Dr Rohit Raghunath Ranade, Consultant Gynaecology- Oncology, Robotic Surgery, Narayana Health City Bangalore, says, “Gynaecological cancer refers to a group of cancers that affect the female reproductive system, including the cervix, uterus, ovaries, fallopian tubes, vulva, and vagina. These cancers develop when abnormal cells in these organs begin to grow uncontrollably, forming tumors. Women are more prone to gynaecological cancer due to multiple factors, including age, family history, genetic mutations, exposure to certain chemicals or substances, and certain infections such as human papillomavirus (HPV).”
It is essential for women to be aware of these risk factors and take proactive steps to minimize their chances of developing gynaecological cancer. Regular screenings, such as Pap smears and HPV vaccinations, can detect precancerous cells or infections early on, allowing for timely intervention.
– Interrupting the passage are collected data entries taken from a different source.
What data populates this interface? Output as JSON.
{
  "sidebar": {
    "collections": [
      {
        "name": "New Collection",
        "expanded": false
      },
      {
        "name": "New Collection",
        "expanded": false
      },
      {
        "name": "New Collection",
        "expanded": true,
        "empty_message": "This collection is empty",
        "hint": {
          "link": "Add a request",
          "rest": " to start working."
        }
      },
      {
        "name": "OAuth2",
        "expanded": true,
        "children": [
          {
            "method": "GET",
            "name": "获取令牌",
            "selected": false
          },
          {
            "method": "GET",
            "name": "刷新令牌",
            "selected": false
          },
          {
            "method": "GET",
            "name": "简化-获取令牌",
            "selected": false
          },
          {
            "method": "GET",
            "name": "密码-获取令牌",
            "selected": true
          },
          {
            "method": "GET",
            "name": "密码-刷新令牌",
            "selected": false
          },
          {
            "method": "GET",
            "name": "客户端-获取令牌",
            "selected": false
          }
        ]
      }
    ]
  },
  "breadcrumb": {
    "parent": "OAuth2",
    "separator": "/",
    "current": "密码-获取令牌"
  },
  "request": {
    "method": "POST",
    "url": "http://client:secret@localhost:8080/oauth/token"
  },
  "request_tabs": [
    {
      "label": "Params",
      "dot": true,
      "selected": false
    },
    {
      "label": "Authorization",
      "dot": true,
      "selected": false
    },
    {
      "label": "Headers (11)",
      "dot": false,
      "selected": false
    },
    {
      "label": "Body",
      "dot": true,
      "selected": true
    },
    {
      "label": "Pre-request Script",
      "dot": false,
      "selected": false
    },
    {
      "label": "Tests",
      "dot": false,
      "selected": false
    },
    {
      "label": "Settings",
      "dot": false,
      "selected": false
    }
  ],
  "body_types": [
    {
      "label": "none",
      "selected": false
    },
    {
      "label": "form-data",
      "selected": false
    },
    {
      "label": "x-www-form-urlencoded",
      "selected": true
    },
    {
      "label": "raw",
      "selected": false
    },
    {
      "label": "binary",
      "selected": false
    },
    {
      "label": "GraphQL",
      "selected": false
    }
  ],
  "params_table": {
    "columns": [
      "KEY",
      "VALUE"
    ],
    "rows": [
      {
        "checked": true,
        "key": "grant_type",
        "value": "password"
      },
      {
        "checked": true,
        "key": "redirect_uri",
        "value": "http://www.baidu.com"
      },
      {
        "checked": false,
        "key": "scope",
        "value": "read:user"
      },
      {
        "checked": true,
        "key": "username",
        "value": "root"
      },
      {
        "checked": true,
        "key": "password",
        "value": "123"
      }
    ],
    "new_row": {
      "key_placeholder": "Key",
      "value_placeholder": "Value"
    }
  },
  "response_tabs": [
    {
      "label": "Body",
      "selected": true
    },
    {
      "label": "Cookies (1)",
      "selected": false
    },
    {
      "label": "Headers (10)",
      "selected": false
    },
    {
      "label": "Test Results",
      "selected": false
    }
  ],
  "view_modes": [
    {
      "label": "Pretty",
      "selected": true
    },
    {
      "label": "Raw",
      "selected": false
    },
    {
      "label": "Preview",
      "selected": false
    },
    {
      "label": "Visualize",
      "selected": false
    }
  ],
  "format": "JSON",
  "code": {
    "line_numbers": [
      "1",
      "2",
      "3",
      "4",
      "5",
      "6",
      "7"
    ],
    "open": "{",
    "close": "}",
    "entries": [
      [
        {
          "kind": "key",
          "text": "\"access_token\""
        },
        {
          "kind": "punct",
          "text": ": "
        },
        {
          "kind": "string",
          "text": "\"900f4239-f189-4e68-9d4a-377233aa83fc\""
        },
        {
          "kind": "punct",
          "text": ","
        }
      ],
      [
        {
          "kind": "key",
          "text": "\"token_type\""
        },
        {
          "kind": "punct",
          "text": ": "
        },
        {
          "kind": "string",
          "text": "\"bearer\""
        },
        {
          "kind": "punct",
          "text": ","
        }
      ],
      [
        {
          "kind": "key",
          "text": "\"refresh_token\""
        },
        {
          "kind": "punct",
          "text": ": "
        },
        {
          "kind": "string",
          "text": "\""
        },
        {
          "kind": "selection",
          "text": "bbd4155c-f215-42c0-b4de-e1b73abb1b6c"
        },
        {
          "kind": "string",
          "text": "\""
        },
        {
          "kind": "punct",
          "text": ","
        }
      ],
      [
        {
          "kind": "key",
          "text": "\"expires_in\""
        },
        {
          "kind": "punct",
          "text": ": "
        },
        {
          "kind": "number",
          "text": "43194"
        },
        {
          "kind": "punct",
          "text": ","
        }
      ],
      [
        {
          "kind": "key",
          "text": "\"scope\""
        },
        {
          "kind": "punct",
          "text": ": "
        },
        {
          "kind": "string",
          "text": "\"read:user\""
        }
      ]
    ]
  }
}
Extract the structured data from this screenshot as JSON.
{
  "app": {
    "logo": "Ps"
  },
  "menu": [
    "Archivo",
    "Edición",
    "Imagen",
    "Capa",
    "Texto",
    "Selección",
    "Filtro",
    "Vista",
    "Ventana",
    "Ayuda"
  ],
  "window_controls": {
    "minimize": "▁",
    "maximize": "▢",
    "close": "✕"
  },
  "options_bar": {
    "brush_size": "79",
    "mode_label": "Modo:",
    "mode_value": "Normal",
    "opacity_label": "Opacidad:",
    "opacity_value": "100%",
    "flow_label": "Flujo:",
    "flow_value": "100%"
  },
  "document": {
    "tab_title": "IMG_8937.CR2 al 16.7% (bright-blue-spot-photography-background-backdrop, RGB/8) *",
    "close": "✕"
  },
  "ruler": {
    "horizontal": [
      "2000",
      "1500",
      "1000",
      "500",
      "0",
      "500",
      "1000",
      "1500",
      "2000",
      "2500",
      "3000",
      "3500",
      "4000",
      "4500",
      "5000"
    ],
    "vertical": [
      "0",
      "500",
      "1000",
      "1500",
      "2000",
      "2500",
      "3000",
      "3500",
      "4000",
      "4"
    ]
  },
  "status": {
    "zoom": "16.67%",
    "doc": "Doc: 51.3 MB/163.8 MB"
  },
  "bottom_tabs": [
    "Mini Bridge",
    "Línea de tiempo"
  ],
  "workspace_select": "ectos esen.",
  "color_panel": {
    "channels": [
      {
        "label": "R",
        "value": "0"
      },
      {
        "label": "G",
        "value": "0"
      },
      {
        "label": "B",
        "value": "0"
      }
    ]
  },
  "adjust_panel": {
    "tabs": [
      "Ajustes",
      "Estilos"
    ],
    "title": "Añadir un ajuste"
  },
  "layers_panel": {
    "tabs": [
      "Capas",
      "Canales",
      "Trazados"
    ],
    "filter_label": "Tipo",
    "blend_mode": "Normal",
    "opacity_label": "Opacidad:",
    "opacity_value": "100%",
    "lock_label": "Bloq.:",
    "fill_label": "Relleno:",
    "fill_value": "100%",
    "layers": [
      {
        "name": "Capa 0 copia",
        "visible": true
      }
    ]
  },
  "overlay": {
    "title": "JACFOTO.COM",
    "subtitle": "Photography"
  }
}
Dr Rujul Jhaveri, Consultant Gynaecologist at NH-SRCC Children’s Hospital, Mumbai, adds, “To reduce the risk of gynaecological cancers, women should prioritize proactive healthcare. Firstly, regular check-ups with a gynaecologist are crucial. Pelvic exams, and mammograms (for breast health) should be scheduled at least once a year. Staying informed about family history is vital, as some cancers can have genetic components. Maintaining a healthy lifestyle is equally important. Focus on a balanced diet rich in fruits, vegetables, and whole grains while limiting processed foods. Exercise regularly to maintain a healthy weight, as obesity increases cancer risk. Avoid smoking and limit alcohol consumption. Safe sex practices and HPV vaccinations are essential for cervical cancer prevention. Being vigilant about any unusual symptoms such as abnormal bleeding, pain, or discharge is vital. Lastly, stress management and mental well-being are often overlooked but play a role in overall health.”